Loi référendaire en RDC : Moïse Kawaya fédéral de L’Ensemble pour la République à kasumbalesa dénonce un « braquage constitutionnel contre la volonté populaire» et appelle le peuple à se dresser et faire une opposition sans concession

Le président fédéral de l’Ensemble pour la République à Kasumbalesa accuse le Parlement de porter atteinte à la volonté populaire et exige le respect de la ConstitutionLa tension politique monte en République démocratique du Congo après l’adoption par le Parlement de la loi portant organisation du référendum.

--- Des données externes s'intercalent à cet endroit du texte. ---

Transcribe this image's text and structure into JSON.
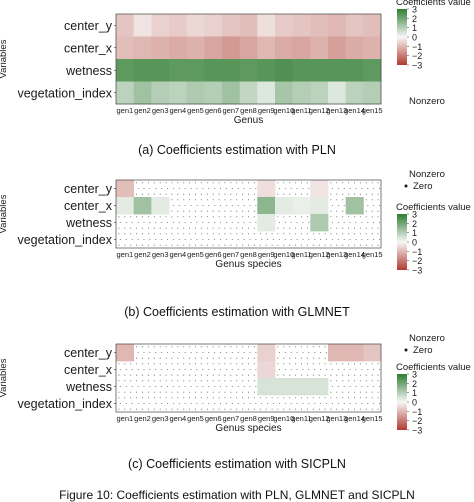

À Kasumbalesa, cette décision suscite une vive réaction de Moïse Kawaya, président fédéral de l’Ensemble pour la République dans cette ville du Haut-Katanga, qui dénonce ce qu’il qualifie de « braquage constitutionnel ».Dans une interview accordée à Alertenews.cd, le responsable politique a exprimé son opposition ferme à cette initiative parlementaire, estimant qu’elle constitue une « haute trahison » envers les attentes du peuple congolais.Pour Moïse Kawaya, l’adoption de cette loi représente un acte politique grave qui risque, selon lui, de fragiliser les fondements démocratiques du pays. Il accuse les élus nationaux d’avoir ignoré la volonté populaire en validant une démarche qu’il considère comme contraire à l’esprit de la Constitution.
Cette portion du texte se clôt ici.